The carbon footprint of your water
Published Tuesday, February 28, 2017 in the New Brunswick Telegraph Journal and the Fredericton Daily Gleaner.
“Water has a carbon footprint? Impossible – it’s made up of two hydrogen atoms attached to one oxygen.”
True, there’s no carbon in water. But the water we use does indeed have a carbon footprint. Here’s an overview of what it is, and what you can do to help reduce your share of it.
Virtually every product or service has what’s referred to as ‘embodied energy’ – the energy that was used in the creation of that product or service, from start to finish.

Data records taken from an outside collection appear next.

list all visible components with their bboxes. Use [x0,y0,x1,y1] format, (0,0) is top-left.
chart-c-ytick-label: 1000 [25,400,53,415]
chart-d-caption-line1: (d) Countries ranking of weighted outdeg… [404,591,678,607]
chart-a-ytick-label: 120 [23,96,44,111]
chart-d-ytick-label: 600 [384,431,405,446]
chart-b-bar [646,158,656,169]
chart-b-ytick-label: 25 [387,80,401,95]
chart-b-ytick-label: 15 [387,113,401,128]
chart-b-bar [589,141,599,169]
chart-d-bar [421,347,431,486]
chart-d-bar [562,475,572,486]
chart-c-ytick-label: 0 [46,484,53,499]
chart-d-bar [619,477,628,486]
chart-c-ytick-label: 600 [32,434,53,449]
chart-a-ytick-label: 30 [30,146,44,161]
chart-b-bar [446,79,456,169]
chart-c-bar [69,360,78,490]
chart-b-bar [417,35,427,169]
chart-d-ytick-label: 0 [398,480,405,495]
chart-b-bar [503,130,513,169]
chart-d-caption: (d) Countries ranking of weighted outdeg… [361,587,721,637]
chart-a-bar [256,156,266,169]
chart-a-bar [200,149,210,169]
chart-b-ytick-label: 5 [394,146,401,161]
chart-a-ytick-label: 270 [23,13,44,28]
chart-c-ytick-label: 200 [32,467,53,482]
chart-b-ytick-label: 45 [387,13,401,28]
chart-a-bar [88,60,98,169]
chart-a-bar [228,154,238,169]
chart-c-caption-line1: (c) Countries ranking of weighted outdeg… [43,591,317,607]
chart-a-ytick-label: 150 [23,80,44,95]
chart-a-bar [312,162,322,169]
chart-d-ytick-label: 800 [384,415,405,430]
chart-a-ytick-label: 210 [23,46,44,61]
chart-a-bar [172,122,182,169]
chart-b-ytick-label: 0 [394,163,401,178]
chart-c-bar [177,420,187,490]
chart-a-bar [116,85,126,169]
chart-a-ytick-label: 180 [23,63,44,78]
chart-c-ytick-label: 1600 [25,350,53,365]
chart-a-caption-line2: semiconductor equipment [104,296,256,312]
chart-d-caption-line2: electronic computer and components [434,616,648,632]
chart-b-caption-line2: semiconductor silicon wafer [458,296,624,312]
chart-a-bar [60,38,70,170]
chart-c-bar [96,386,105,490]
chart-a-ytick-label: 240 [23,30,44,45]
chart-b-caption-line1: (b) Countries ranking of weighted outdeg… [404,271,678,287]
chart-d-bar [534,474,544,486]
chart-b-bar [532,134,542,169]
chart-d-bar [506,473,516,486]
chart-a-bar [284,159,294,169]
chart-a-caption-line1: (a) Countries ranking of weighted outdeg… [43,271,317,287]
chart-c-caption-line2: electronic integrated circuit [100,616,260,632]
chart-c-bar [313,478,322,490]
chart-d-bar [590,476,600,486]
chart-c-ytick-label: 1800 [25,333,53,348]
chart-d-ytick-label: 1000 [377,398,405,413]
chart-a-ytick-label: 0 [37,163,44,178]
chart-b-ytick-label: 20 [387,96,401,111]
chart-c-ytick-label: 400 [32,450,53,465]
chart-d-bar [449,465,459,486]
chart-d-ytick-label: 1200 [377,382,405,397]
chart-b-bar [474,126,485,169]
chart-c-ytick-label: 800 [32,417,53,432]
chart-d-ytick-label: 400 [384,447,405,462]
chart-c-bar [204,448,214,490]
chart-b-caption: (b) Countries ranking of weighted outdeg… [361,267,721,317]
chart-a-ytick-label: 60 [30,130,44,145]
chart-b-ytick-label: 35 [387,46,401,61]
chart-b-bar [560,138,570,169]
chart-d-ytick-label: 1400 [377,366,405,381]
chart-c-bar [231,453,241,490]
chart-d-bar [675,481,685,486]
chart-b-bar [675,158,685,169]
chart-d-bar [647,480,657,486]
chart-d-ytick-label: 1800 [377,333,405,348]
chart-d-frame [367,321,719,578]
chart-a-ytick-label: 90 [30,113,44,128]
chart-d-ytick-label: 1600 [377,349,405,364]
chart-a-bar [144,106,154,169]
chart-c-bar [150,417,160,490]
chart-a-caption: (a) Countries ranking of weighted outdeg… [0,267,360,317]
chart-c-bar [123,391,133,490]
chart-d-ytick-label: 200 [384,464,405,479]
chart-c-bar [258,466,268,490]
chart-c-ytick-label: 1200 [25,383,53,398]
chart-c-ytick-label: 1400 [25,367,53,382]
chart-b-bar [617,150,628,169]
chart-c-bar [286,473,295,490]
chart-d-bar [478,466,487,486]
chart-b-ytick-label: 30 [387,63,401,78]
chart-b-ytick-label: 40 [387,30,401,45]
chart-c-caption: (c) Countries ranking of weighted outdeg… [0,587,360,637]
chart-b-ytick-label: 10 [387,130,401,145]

For example, the embodied energy of a carrot at the grocery store would include sunlight, but also fuel for tractors and trucks; electricity for storage and processing; plus packaging, fertilizer and more. The embodied energy of a Google search would include a portion of the energy it took to manufacture and install all those wires and computer servers that transmit and process your search, plus a portion of the massive amount of electricity it takes to keep the internet up and running.
Since so much of our energy comes from fossil fuels, a product or service’s embodied energy is essentially its carbon footprint.
The carbon footprint of water
The water that flows from our taps has embodied energy in four main areas:
Raw water extraction and treatment: the energy required to pump water from wells or reservoirs and through treatment plants. Among NB’s three largest cities, Fredericton is lucky: its water is drawn from wells in the downtown area. Both Saint John and Moncton pump their water from reservoirs 10 kilometers away.
Distribution: the energy required to pump water through underground lines to towers, tanks and end users. Distribution energy is often high owing to three factors. First, water needs to be supplied to users at 30-80 pounds per square inch of pressure, and pressure takes energy. Second, it takes more energy to distribute water over hilly terrain, as is the reality in Saint John and Fredericton. Third, it’s estimated that, in the average municipality, 20-30 per cent of water is lost through leakage; the figure can be much higher with older systems. Leaks mean a lot of wasted pumping.
Wastewater collection: true, water runs downhill unaided. But wastewater often needs a boost to help it get to the local sewage treatment plant, so lift stations – IE pumps – are required en route. Fredericton has about 30 scattered throughout the city.
Wastewater treatment: the energy required to run circulating pumps, compressors to aerate water in treatment lagoons and UV lights to disinfect water before it’s released.
Add everything up and it’s easy to see: every liter of water we use has embodied energy and thus a carbon footprint. In the US, it’s estimated that four per cent of all electricity goes into pumping and treating water and wastewater. (And, rural residents, don’t feel totally smug – unless, of course, your system runs on gravity.)
Lighten your footprint
How can you reduce your ‘water carbon footprint’?
- Fix leaky faucets; they can lose up to 10,000 litres a year
- Check if your toilet is leaking by placing a drop of food coloring in your toilet tank and seeing if any color seeps into the bowl; if so, replace the flapper (a simple job and a cheap part)
- Turn off the tap while brushing your teeth; turn it off or run it at a trickle while washing your hands.
- Install a low flow showerhead (and save on hot water too)
- Replacing your clothes washer? Make sure your new one is a high efficiency model.
- Replace your toilet with a low-flow model, even a dual-flush low flow model
- For the hard-core: when it’s yellow, leave it mellow...
- If your municipality has flat water rates, lobby leaders for water meters so everyone pays in accordance with their usage. It’s an up-front investment that typically leads to a 20 percent reduction in water consumption.
So use water as wisely as you can: to save on your water bill and reduce your ‘water carbon footprint’.